Justamente, la necesidad de divisas se ha hecho cada vez más grande, porque las malas políticas energéticas de los últimos diez años dejaron a la Argentina desguarnecida en materia hidrocarburífera, mientras que las cuentas de las compras al exterior de gas y combustibles se hacen cada día más abultadas.

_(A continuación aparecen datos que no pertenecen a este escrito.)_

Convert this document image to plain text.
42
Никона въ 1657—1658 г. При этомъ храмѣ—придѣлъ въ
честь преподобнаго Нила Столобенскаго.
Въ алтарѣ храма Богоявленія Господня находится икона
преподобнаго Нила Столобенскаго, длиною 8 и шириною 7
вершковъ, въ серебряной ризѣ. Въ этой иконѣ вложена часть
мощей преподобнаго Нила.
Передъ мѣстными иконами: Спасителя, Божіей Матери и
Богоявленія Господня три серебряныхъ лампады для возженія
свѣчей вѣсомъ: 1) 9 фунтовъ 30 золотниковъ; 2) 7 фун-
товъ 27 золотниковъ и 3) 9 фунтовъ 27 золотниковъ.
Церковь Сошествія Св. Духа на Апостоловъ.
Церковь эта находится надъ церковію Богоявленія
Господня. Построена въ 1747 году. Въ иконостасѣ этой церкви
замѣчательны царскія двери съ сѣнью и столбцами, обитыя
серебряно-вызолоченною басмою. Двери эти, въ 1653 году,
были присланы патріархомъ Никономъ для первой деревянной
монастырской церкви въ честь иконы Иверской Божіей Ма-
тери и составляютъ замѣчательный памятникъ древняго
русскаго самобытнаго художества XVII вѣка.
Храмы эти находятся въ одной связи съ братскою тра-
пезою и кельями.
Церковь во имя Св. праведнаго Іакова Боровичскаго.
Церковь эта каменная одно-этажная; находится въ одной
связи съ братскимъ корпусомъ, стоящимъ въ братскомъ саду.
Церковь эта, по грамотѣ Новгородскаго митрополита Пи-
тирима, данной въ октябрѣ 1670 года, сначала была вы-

Así, con mucho menos dólares en las reservas es más difícil permitir que las empresas internacionales giren sus dividendos al exterior o que ingresen importaciones de todo tipo. Esta limitación ha venido a complicarse mucho más aun con el cepo cambiario, que masificó el control de divisas a nivel popular y le agregó malhumor social a las medidas.

El bono del blanqueo
Si no fuese algo tan serio, la gran contradicción de todo lo que está sucediendo alrededor de la cuestión cambiaria movería a risa, ya que los "buenos" y los "malos" parecen haber cambiado de vereda. Mientras que se impide el acceso a los dólares para viajar o se mandan cartas para averiguar en qué cosas gastaron su dinero afuera los "malos", se propicia un blanqueo con tremendas facilidades para que los presuntos "buenos" traigan sus dólares, aunque sólo Dios sabe de qué procedencia.

A estos, con la simple presentación de una Declaración Jurada, se les promete liberarlos de toda obligación y pena, aunque previamente se le dice a los bancos que averigüen si los fondos no tienen origen delincuencial (drogas, armas, terrorismo), mientras se deja de lado explícitamente a la AFIP, ya que la evasión tributaria la ley señala que no se castiga. Como las entidades financieras no tienen la posibilidad de hacer esas diligencias, aunque sí la obligación de expresar sus "sospechas", lo que sucederá es que emitirán un Reporte de Operaciones Sospechosas (ROS) con rumbo a la Unidad de Información Financiera (UIF). Esta dependencia, que en la semana fue jerarquizada a nivel de secretaría de Estado, deberá entonces investigar, algo bien difícil que ocurra de acuerdo a sus antecedentes, ya que en el blanqueo de 2009 dejó cajoneadas por cientos los ROS bancarios. El mismo Estado que promueve este tipo de procedimientos no va a detener la acción de los "buenos" que traen sus dólares para salvar al modelo.

Lo más notable de la historia pasa por los aspectos financieros, ya que la cuestión se enlaza con tres nuevos instrumentos que van a dar que hablar. El Bono Argentino de Ahorro para el Desarrollo Económico (Baade) y un Pagaré que tiene el mismo sentido, pero que será de transacción manual, son dos títulos públicos que vencen en 2016 y que devengan una tasa deun 4% anual que, en cabeza del Tesoro, receptarán fondos en dólares que se destinarán a las áreas de infraestructura y energía.

En este último caso, el beneficiario directo no parece ser otro que YPF, que hasta ahora no pudo conseguir ni un mísero dólar a tasas lógicas en el mundo, para comenzar de una vez por todas la operación Vaca Muerta.